Pathogenic variants alone do not fully explain HCM risk. This analysis, presented at the American Heart Association (AHA) 2025 Scientific Sessions, evaluated how polygenic BMI, DBP, and HCM risk modify disease diagnosis and echocardiographic features in G+ and G- individuals.
The study included 32,615 unrelated participants from the Penn Medicine BioBank. Among them, 363 individuals (1.1%) were diagnosed with HCM. G+ participants carried pathogenic variants in definitive HCM genes. To reduce confounding, BMI and DBP were represented using polygenic scores derived from the Polygenic Score Catalog.
G+ status conferred a 58-fold increased risk of HCM (p=2.6×10⁻¹³⁵). Polygenic BMI and HCM risk scores were positively associated with HCM regardless of genotype status, although statistical significance was observed for the HCM polygenic score only.
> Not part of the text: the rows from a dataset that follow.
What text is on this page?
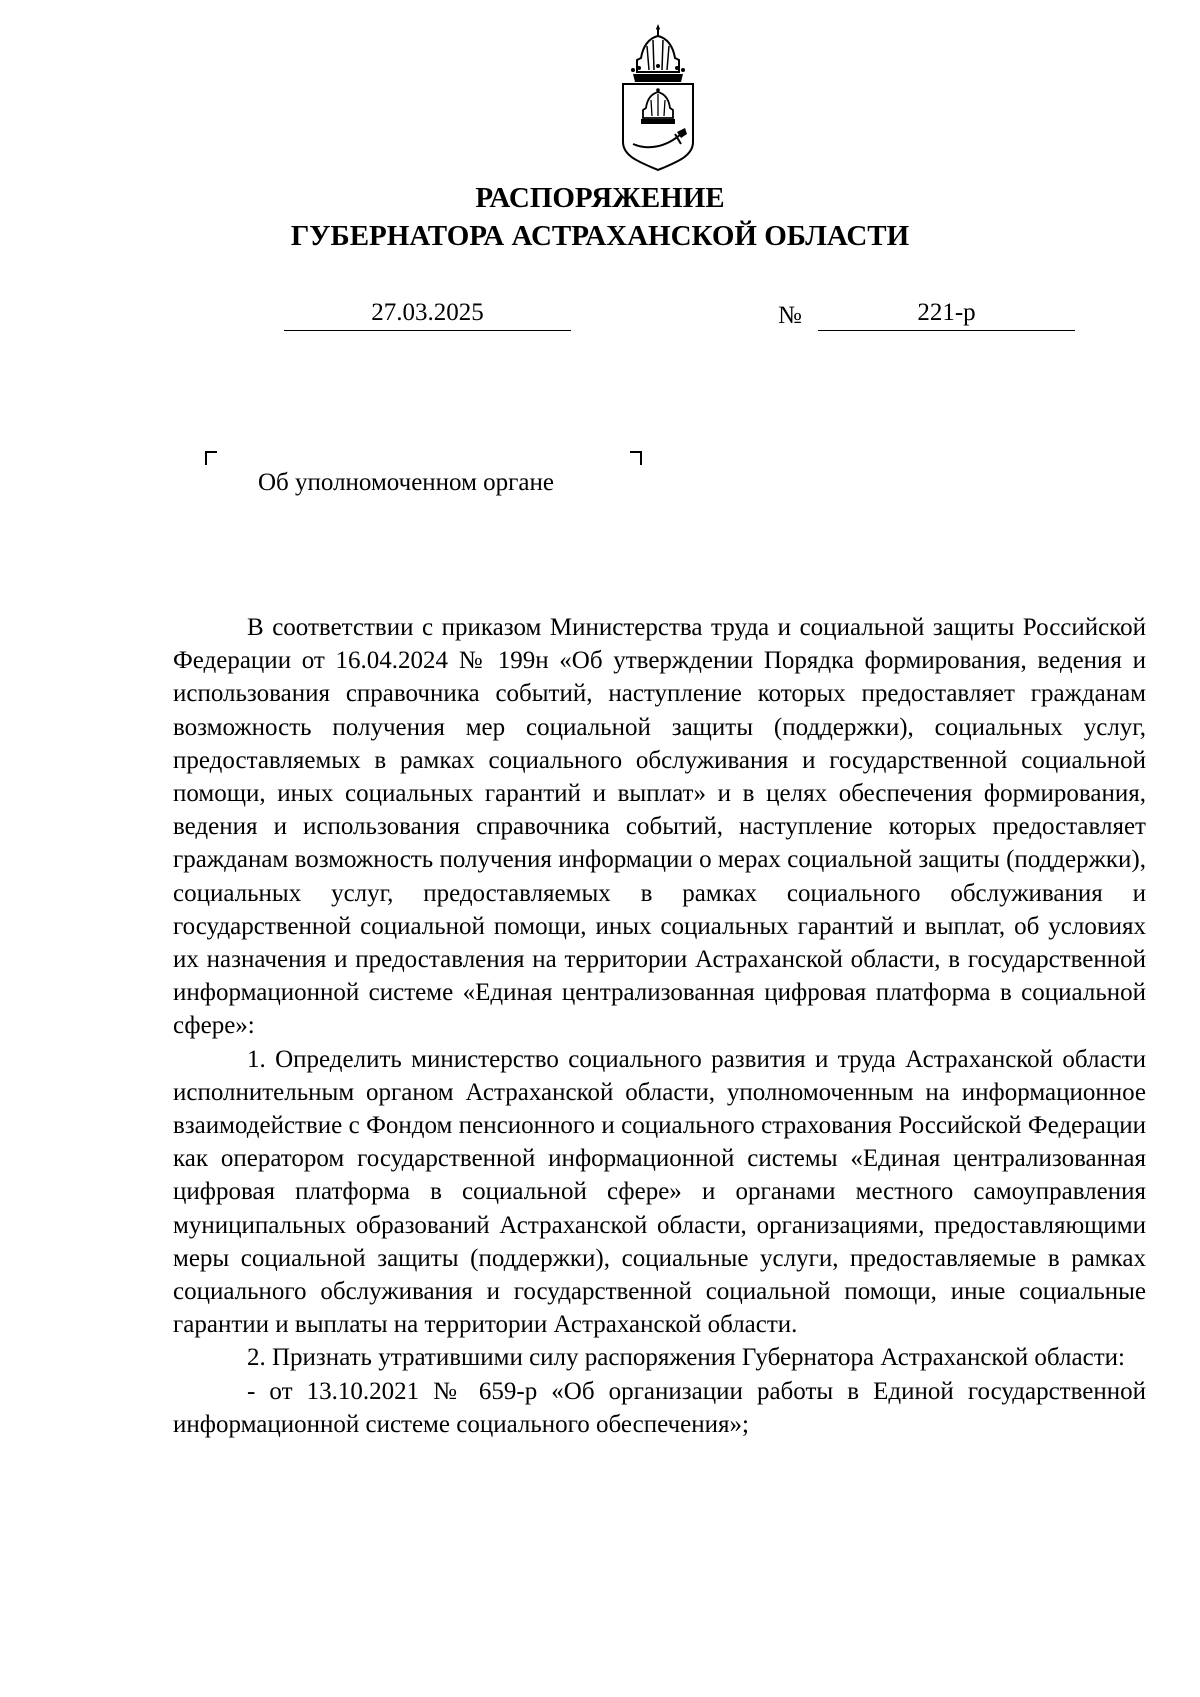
РАСПОРЯЖЕНИЕ
ГУБЕРНАТОРА АСТРАХАНСКОЙ ОБЛАСТИ
27.03.2025	№	221-р
Об уполномоченном органе

В соответствии с приказом Министерства труда и социальной защиты Российской Федерации от 16.04.2024 № 199н «Об утверждении Порядка формирования, ведения и использования справочника событий, наступление которых предоставляет гражданам возможность получения мер социальной защиты (поддержки), социальных услуг, предоставляемых в рамках социального обслуживания и государственной социальной помощи, иных социальных гарантий и выплат» и в целях обеспечения формирования, ведения и использования справочника событий, наступление которых предоставляет гражданам возможность получения информации о мерах социальной защиты (поддержки), социальных услуг, предоставляемых в рамках социального обслуживания и государственной социальной помощи, иных социальных гарантий и выплат, об условиях их назначения и предоставления на территории Астраханской области, в государственной информационной системе «Единая централизованная цифровая платформа в социальной сфере»:

1. Определить министерство социального развития и труда Астраханской области исполнительным органом Астраханской области, уполномоченным на информационное взаимодействие с Фондом пенсионного и социального страхования Российской Федерации как оператором государственной информационной системы «Единая централизованная цифровая платформа в социальной сфере» и органами местного самоуправления муниципальных образований Астраханской области, организациями, предоставляющими меры социальной защиты (поддержки), социальные услуги, предоставляемые в рамках социального обслуживания и государственной социальной помощи, иные социальные гарантии и выплаты на территории Астраханской области.

2. Признать утратившими силу распоряжения Губернатора Астраханской области:

- от 13.10.2021 № 659-р «Об организации работы в Единой государственной информационной системе социального обеспечения»;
Polygenic DBP was associated with HCM risk exclusively in G- individuals (odds ratio 1.63; 95% confidence interval 1.09 to 1.39; p=7.0×10⁻⁴). All polygenic scores were positively associated with interventricular septal thickness. A significant interaction was observed between monogenic and polygenic HCM risk.
Polygenic BMI and DBP were negatively associated with left ventricular ejection fraction in G- individuals. These findings indicate that common and rare genetic variation interact to influence HCM expression, while DBP appears to modify risk primarily in genotype-negative disease.